To prevent the unpleasantness of tooth sensitivity, first it is important to focus on preventive measures. Here are a few.
- Maintain excellent oral hygiene.
- Brush your teeth at least twice a day and floss daily.
- Avoid brushing the teeth too hard.
- Visit your dentist or oral hygienist to ensure an optimal brushing and flossing technique.
- Reduce the risk of tooth enamel erosion by consuming the least possible acidic foods and drinks, such as citrus juice and soft drinks. It is preferable to drink these beverages with a straw or at mealtime to reduce contact with teeth.
- If you grind your teeth (at night, for instance), consult a specialist to attempt to solve the problem which contributes to the development of dental problems, including hypersensitivity.
- Visit your dentist regularly, at least once or twice a year, so any dental problems can be detected quickly.
What can I do to reduce tooth sensitivity?
- Brush your teeth daily with a desensitizing toothpaste for sensitive teeth that acts instantly by blocking pain at its source. When used regularly, this toothpaste creates a protective barrier over time that works as an anti-sensitivity shield.

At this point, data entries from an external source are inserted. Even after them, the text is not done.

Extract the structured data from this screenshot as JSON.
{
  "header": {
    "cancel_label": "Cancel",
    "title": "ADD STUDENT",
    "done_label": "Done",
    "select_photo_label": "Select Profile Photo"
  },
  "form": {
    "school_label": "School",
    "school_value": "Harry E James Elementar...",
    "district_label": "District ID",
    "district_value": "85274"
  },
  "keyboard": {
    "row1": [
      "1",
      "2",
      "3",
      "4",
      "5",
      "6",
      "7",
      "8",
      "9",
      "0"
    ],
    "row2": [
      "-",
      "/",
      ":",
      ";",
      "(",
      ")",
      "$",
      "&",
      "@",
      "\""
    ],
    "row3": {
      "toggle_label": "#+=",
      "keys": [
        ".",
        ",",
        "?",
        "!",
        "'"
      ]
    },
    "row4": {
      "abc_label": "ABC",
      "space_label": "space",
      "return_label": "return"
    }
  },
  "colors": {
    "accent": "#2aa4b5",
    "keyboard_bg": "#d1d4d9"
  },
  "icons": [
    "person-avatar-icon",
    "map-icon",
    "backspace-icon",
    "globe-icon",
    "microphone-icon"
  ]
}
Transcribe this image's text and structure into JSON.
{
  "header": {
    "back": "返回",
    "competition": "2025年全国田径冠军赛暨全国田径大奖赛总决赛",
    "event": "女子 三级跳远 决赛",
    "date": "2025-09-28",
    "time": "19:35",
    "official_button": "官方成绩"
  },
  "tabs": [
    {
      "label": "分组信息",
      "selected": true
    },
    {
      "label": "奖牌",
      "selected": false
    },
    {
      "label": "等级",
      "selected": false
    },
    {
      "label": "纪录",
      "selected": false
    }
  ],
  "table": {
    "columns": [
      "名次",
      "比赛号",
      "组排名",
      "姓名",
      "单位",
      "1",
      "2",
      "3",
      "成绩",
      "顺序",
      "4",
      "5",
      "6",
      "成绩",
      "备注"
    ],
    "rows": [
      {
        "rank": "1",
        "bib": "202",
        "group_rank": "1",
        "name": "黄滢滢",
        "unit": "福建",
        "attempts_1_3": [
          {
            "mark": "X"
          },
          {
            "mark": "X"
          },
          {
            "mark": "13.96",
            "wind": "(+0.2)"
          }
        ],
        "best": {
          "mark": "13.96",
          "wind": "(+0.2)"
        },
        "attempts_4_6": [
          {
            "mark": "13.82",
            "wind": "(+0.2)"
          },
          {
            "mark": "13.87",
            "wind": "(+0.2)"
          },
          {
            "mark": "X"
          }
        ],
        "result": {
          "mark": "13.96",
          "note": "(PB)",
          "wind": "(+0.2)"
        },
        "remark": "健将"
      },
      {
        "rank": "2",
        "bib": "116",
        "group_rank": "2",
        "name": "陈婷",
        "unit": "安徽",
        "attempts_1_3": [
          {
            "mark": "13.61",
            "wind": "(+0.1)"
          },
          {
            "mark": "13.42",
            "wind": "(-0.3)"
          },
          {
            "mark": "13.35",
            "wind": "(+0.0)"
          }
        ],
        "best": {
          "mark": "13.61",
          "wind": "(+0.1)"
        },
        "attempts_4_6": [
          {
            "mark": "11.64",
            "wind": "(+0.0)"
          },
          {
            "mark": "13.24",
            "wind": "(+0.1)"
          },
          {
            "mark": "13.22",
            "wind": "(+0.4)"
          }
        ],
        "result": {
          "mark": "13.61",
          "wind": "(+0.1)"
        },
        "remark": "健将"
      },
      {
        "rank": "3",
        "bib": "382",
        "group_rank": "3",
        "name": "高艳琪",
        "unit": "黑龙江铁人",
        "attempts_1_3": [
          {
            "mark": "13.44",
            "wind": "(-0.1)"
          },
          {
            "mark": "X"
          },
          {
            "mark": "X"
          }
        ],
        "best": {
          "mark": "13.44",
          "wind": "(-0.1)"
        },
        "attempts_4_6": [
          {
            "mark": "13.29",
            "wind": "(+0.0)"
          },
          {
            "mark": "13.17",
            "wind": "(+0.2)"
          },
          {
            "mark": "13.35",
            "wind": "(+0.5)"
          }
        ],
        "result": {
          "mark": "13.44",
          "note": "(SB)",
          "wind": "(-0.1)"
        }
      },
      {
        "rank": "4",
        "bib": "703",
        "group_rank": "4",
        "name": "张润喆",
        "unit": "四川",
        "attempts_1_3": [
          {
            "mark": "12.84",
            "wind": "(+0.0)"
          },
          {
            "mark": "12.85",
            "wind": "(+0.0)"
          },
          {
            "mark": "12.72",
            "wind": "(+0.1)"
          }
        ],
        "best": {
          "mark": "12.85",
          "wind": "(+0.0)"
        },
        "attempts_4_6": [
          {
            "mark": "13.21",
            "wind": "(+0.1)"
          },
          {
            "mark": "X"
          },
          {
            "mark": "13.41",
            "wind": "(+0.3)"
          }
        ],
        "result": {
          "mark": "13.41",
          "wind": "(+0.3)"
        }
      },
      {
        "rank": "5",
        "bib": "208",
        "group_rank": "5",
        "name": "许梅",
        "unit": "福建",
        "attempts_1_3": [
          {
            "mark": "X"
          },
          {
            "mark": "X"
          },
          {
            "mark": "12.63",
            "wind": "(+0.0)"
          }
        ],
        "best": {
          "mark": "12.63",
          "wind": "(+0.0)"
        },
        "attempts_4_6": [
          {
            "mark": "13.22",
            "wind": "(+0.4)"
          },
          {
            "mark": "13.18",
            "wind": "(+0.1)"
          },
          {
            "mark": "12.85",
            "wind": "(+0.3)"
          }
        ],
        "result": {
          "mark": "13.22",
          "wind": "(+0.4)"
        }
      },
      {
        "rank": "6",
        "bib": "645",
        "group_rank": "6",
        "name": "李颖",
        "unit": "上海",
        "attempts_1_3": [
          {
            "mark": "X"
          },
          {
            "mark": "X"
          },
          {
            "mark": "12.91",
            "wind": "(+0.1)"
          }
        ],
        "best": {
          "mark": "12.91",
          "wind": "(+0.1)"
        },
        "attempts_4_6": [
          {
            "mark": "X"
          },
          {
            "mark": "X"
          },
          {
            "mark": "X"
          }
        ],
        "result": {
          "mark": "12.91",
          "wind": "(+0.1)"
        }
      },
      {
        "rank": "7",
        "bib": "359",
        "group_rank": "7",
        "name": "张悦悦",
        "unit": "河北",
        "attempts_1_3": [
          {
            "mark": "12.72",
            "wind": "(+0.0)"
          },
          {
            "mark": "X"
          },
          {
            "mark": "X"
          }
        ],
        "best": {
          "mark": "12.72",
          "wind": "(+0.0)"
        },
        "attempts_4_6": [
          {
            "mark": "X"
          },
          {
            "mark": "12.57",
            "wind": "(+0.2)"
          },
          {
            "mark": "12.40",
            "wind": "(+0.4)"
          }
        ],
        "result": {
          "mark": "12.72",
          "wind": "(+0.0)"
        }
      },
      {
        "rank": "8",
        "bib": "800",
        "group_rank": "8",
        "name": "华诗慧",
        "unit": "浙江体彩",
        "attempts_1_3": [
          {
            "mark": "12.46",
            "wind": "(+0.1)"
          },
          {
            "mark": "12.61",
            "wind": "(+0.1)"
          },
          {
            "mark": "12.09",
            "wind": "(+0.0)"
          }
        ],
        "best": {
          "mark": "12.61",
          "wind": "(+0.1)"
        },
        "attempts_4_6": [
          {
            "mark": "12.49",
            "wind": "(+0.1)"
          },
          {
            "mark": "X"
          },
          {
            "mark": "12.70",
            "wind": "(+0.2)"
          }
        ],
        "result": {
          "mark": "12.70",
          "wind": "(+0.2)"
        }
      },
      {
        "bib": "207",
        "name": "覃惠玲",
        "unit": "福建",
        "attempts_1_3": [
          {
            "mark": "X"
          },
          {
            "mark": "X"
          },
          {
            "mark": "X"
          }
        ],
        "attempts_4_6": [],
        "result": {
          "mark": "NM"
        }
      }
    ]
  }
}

- Use a toothbrush with extra soft bristles, which gently cleans the teeth and gums. Again, there are specially designed toothbrushes for people with sensitive teeth.
- Use a mouthwash daily that has anti-sensitivity qualities, such as the ability to create a protective shield over time, like a sealant to protect teeth against enamel wear.
Regardless of the incidence of pain, tooth sensitivity is a good reason to consult your dentist or dental hygienist. An adequate exam will help to determine the cause of hypersensitivity or pain. Your healthcare professional can advise your about the care needed and recommend the treatments adapted to sensitive teeth. Aiming for excellent oral hygiene will increase your chances of winning the fight against tooth sensitivity.